I've seen alot of posts about DACs lately but it's not clear to me what a DAK is, what it's used for, or why I'd want to own one. Can someone enlighten me - in simple english? Am I missing something that every audio hobbiest needs to have? :huh: --Mikie


----------



## lcaillo (May 2, 2006)

DAC = digital to analog converter. You already have several, probably, in your digital sources, such as CD players and DVD players, and perhaps in A/V recievers or Pre/Pros. Whether you need a unit that specifically does that task or not depends on whether you prefer the sound of a particular DAC over the ones in your digital devices, such as your CD player.


----------



## Otto (May 18, 2006)

Hi Mikie,

A DAC is the device that takes the digital data and restores it into an analog audio signal that you can hear. Devices that use a digital storage medium (such as CDs, DVDs, etc.) must be converted back to analog before it makes any sense for a human to listen to them. This data is read from the meduim, potentially manipulated by the system (while the signal is still digital) and then those discrete, numerical values are translated into a fully continuous analog signal. That signal is then fed through your preamp, power amp and, finally, your speakers.

In general, a digital to analog converter _must_ exist somewhere in your system. In a stand-alone CD player that feeds an analog signal to your preamp, the DAC is in the CD player. If you send a digital signal to your preamp (or receiver, as the case may be), the DAC is in your preamp, and it's doing the conversion. 

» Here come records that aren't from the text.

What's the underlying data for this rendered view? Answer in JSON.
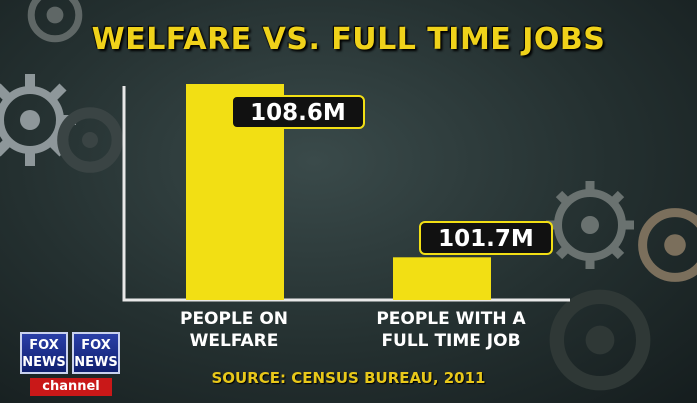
{
  "chart_data": {
    "type": "bar",
    "title": "WELFARE VS. FULL TIME JOBS",
    "categories": [
      "PEOPLE ON WELFARE",
      "PEOPLE WITH A FULL TIME JOB"
    ],
    "category_lines": [
      [
        "PEOPLE ON",
        "WELFARE"
      ],
      [
        "PEOPLE WITH A",
        "FULL TIME JOB"
      ]
    ],
    "values": [
      108.6,
      101.7
    ],
    "value_labels": [
      "108.6M",
      "101.7M"
    ],
    "axis_baseline": 100,
    "xlabel": "",
    "ylabel": "",
    "grid": false,
    "colors": {
      "bar": "#f2df14",
      "label_box": "#111111",
      "label_border": "#f2df14",
      "title": "#f0d21a"
    }
  },
  "source": "SOURCE: CENSUS BUREAU, 2011",
  "logo": {
    "left_text": "FOX NEWS",
    "right_text": "FOX NEWS",
    "channel": "channel"
  }
}
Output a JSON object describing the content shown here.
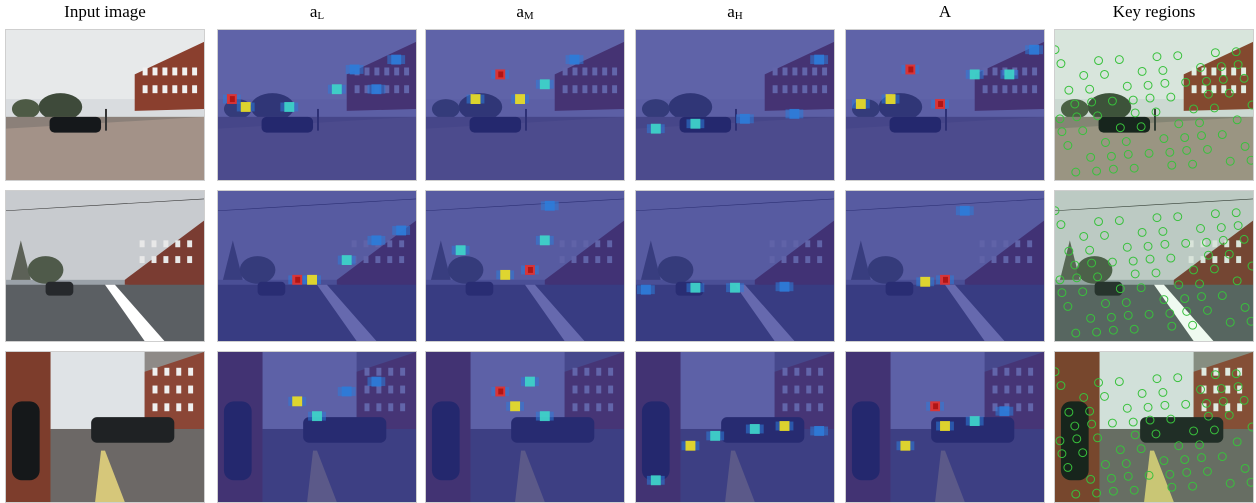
{
  "headers": {
    "input": "Input image",
    "aL_base": "a",
    "aL_sub": "L",
    "aM_base": "a",
    "aM_sub": "M",
    "aH_base": "a",
    "aH_sub": "H",
    "A": "A",
    "key": "Key regions"
  },
  "rows": [
    {
      "scene": "street corner with brick building and parked black car"
    },
    {
      "scene": "straight road with brick buildings and a car ahead"
    },
    {
      "scene": "sidewalk with pedestrian, brick buildings and parked car"
    }
  ],
  "colors": {
    "overlay": "#2b2f8f",
    "heat_low": "#2e7bd8",
    "heat_mid": "#3fd6c8",
    "heat_high": "#f0e020",
    "heat_peak": "#e8302a",
    "key_circle": "#39c23c"
  }
}
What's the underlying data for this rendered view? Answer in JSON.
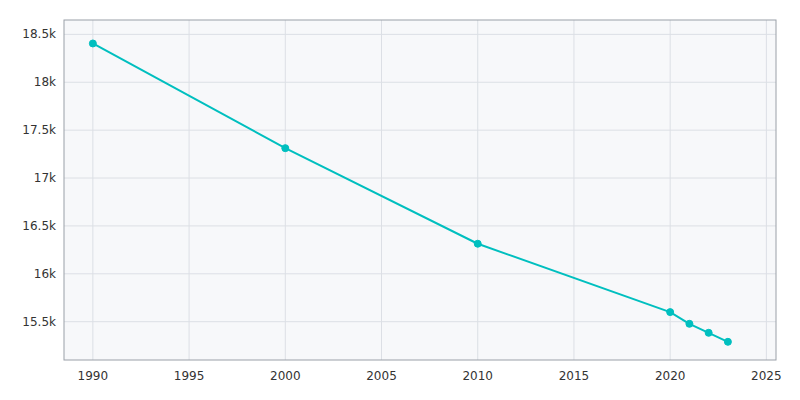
{
  "chart_data": {
    "type": "line",
    "x": [
      1990,
      2000,
      2010,
      2020,
      2021,
      2022,
      2023
    ],
    "values": [
      18405,
      17312,
      16314,
      15600,
      15478,
      15384,
      15290
    ],
    "color": "#00BFBF",
    "marker": "circle",
    "xlim": [
      1988.5,
      2025.5
    ],
    "xticks": [
      1990,
      1995,
      2000,
      2005,
      2010,
      2015,
      2020,
      2025
    ],
    "ylim": [
      15100,
      18650
    ],
    "yticks": [
      {
        "value": 15500,
        "label": "15.5k"
      },
      {
        "value": 16000,
        "label": "16k"
      },
      {
        "value": 16500,
        "label": "16.5k"
      },
      {
        "value": 17000,
        "label": "17k"
      },
      {
        "value": 17500,
        "label": "17.5k"
      },
      {
        "value": 18000,
        "label": "18k"
      },
      {
        "value": 18500,
        "label": "18.5k"
      }
    ],
    "grid": true
  }
}
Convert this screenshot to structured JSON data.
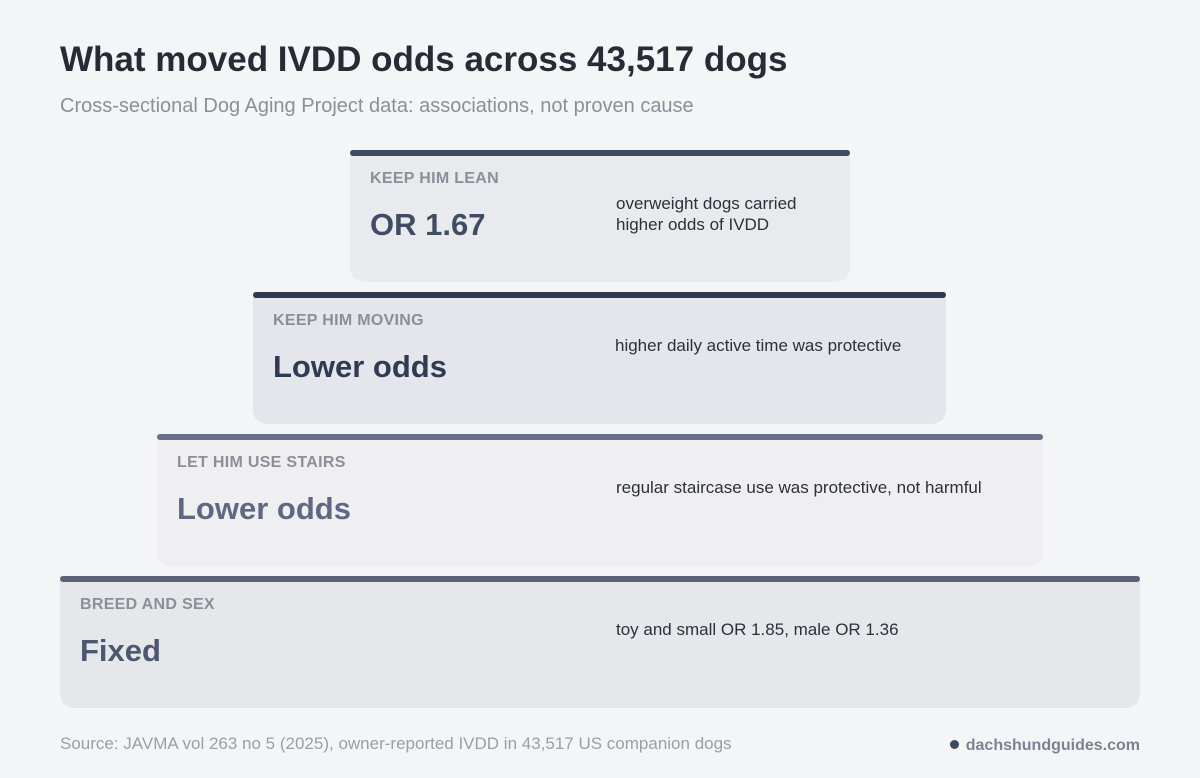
{
  "header": {
    "title": "What moved IVDD odds across 43,517 dogs",
    "subtitle": "Cross-sectional Dog Aging Project data: associations, not proven cause"
  },
  "tiers": [
    {
      "label": "KEEP HIM LEAN",
      "value": "OR 1.67",
      "note": "overweight dogs carried higher odds of IVDD"
    },
    {
      "label": "KEEP HIM MOVING",
      "value": "Lower odds",
      "note": "higher daily active time was protective"
    },
    {
      "label": "LET HIM USE STAIRS",
      "value": "Lower odds",
      "note": "regular staircase use was protective, not harmful"
    },
    {
      "label": "BREED AND SEX",
      "value": "Fixed",
      "note": "toy and small OR 1.85, male OR 1.36"
    }
  ],
  "footer": {
    "source": "Source: JAVMA vol 263 no 5 (2025), owner-reported IVDD in 43,517 US companion dogs",
    "brand": "dachshundguides.com"
  }
}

You can also buy outboard DACs that take a digital signal in (usually via optical or coax, and sometimes AES/EBU or USB), and output an analog signal to your preamp. These range in price from <$100 to $10,000+++. The reason you might want one is for its audio sound quality. There are different things that can be done during the conversion stages that can affect the sound, which you may or may not like. One example of an implementation that will create a "different" sound is the use of vacuum tubes in the signal path. 

Anyway, that's kind of the basics.


----------



## mikie (Dec 9, 2006)

Thanks Otto, that helps. --Mikie


----------



## bobgpsr (Apr 20, 2006)

Any AVR or Pre-Pro that has any type of digital input (coax or optical Toslink S/PDIF), HDMI audio, or iLink then it has to have DACs. One for each audio channel.


----------